Ter na agenda de novembro do projeto Plateias Hospitalares, mês da comemoração e reflexão sobre a Consciência Negra no Brasil, a presença de artistas pretos realizadores de conteúdos que valorizam a cultura africana em diásporas me faz pensar no sentimento de representatividade e de potência que pode ser despertado no público dos hospitais públicos do Rio de Janeiro.
Estar visível e ocupar espaços para relembrar a nossa história cultural possibilita o conhecimento sobre o passado e o empoderamento para que consigamos ter um futuro com mais respeito e tolerância racial.
“Estar visível e ocupar espaços para relembrar a nossa história cultural possibilita o conhecimento sobre o passado e o empoderamento para que consigamos ter um futuro com mais respeito e tolerância racial.”
Percebo neste circuito hospitalar cultural negro a conexão entre o público e a arte quando, em um jogo lúdico na contação de histórias afro-brasileiras e africanas, o paciente toma o lugar da protagonista e conta suas experiências como capoeirista, seu apelido nas Rodas de Capoeira e, mesmo limitado ao acesso venoso, desafia a atriz Juliana Correa na dança e na ladainha, como aconteceu no Hospital Estadual Alberto Torres, em São Gonçalo, na apresentação do espetáculo “Entre contos africanos e afro-brasileiros”.
Bingo! A conexão entre a proposta oferecida e a recebida através do lúdico aconteceu.
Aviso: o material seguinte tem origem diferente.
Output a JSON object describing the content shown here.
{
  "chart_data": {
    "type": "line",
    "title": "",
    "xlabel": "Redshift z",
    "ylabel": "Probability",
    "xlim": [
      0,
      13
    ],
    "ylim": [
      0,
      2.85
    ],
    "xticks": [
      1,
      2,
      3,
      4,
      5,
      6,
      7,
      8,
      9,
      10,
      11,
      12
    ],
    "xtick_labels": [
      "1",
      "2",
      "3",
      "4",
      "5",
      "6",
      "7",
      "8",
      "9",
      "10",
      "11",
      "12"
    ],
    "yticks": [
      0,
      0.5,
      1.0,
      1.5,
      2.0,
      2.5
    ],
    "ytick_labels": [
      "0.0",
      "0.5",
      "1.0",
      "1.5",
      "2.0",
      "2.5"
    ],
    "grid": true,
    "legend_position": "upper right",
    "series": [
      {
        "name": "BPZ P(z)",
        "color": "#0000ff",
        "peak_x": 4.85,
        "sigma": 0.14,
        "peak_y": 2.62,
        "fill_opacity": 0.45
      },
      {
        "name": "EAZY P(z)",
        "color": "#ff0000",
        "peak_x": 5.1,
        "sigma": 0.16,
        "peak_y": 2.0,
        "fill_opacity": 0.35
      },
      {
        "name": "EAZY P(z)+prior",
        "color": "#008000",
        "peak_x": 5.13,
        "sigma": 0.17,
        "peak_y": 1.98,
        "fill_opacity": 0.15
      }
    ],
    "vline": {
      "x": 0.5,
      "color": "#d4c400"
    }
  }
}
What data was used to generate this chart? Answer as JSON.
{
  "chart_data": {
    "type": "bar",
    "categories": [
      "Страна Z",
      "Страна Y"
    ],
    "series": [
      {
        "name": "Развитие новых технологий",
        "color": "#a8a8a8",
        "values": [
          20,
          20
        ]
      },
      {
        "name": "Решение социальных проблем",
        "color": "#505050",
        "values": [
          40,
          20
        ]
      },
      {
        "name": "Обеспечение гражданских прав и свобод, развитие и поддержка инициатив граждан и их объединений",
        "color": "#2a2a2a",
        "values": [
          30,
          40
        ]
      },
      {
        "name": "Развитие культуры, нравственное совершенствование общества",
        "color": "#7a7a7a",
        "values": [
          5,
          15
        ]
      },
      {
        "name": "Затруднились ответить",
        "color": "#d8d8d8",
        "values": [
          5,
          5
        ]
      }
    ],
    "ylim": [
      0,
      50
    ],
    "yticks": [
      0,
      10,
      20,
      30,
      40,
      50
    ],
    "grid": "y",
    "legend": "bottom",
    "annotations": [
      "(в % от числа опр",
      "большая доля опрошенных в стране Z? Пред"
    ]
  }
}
A comemoração deste recorte racial agrega também uma reflexão sobre a contribuição na arte desses artistas e sobre a importância da sua memória, reacendendo o combate ao racismo naqueles que estão etiquetados nos hospitais como pacientes, visitantes ou profissionais da saúde.
E nas apresentações, principalmente neste mês comemorativo, vejo dois fatores recorrentes que me fazem questionar o lugar do preto na sociedade: poucos médicos e a significativa quantidade de faxineiros e enfermeiros pretos, em sua maioria mulheres. Como produtor preto na cidade do Rio de Janeiro, me preocupa a ideia do racismo ainda nos impedir de estar em qualquer lugar ou de haver espaços específicos para serem ocupados por pessoas pretas que fazem arte. Lugar de preto é em todo lugar!
“Como produtor preto na cidade do Rio de Janeiro, me preocupa a ideia do racismo ainda nos impedir de estar em qualquer lugar ou de haver espaços específicos para serem ocupados por pessoas pretas que fazem arte. Lugar de preto é em todo lugar!”
Em nossas cúmplices trocas de olhares víamos as expressões faciais, algumas vezes incômodas, nas plateias improvisadas em enfermarias e brinquedotecas, quando surgiam no “palco” reis e fadas pretos, nas mitologias africanas sobre a criação do mundo, nos movimentos das danças dos orixás, nos figurinos ricos em cores, miçangas, turbantes, búzios… Víamos também expressões de identificação que motivavam o orgulho sobre a nossa história de resistência, almejando uma sociedade democrática de direitos.
Em conversas da produção com os artistas afros ficou marcada a necessidade da troca de conhecimentos sobre a nossa história cultural. Seja qual for a cultura, não podemos deixar de motivar as formas de representações artísticas que podemos ter para fazer valer o pertencimento em uma sociedade cheia de preconceitos.
E ir além, criar o hábito do ouvir, compreender e repassar adiante a luta que tivemos, quem somos hoje e em qual tipo de sociedade queremos estar.